VibeVoice has an active community:

62,630+ monthly HuggingFace downloads for the 1.5B model
2,280+ likes on HuggingFace
79+ HuggingFace Spaces running the model
12 fine-tuned variants from the community
4 quantized versions for lower-VRAM deployment
Community fork at vibevoice-community/VibeVoice with active maintenance

Notable community projects:

VibeVoice-FastAPI: production REST API wrapper with Docker support
VibeVoice MCP Server: integration with AI coding tools through Model Context Protocol
Apple Silicon support: community scripts for M-series Mac inference
Quantized models: GGUF and other formats for reduced VRAM usage

FAQ

Is VibeVoice free to use?

Yes. All three models, VibeVoice-1.5B, VibeVoice-Realtime-0.5B, and VibeVoice-ASR, are MIT-licensed. You can use them for commercial and non-commercial purposes. Azure AI Foundry hosting has separate pricing for managed cloud inference.

Can VibeVoice run on Apple Silicon Macs?

The community has contributed scripts for M-series Mac inference. Check the HuggingFace discussions for the VibeVoice-1.5B model. Performance is slower than CUDA GPUs but functional.

How does VibeVoice compare to ElevenLabs?

VibeVoice runs locally with no API costs and no data leaving your machine. ElevenLabs offers higher quality, more voices, and easier setup, but requires a paid subscription and cloud processing.

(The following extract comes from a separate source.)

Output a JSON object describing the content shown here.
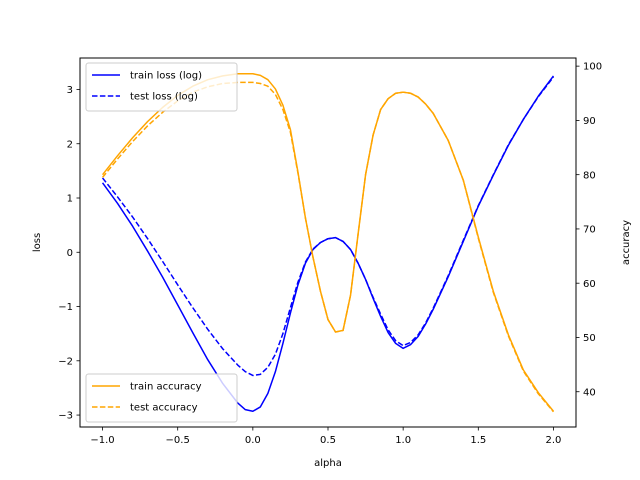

For privacy-sensitive applications or offline use, VibeVoice is useful. For production quality and ease of use, ElevenLabs is ahead.

Why was the GitHub repository temporarily disabled?

Microsoft discovered people using voice cloning for impersonation and deepfakes. They disabled the repo, added safety features such as audible disclaimers and watermarking, and later re-enabled it. The community fork continued development during the downtime.

Can I fine-tune VibeVoice on custom voices?

Yes. The community has produced 12 fine-tuned variants on HuggingFace. You need voice samples, typically 30-60 seconds of clear WAV audio at 24kHz mono, plus GPU resources for training.

What audio formats does VibeVoice output?

VibeVoice outputs WAV at 24,000 Hz mono. You can convert the generated file to MP3, OGG, FLAC, or other formats with ffmpeg.

Example:

ffmpeg -i speech.wav speech.mp3

Can I use VibeVoice-ASR as a Whisper replacement?

For long-form audio with speaker identification, yes. VibeVoice-ASR handles 60-minute recordings in a single pass with built-in diarization.

Whisper still fits better for short noisy clips or edge deployment. It also has a more mature ecosystem for many speech-to-text workflows.

Does VibeVoice support real-time voice chat?

VibeVoice-Realtime-0.5B supports streaming text input with ~300ms first-chunk latency. It is usable for near-real-time applications but is not designed for full-duplex voice conversation.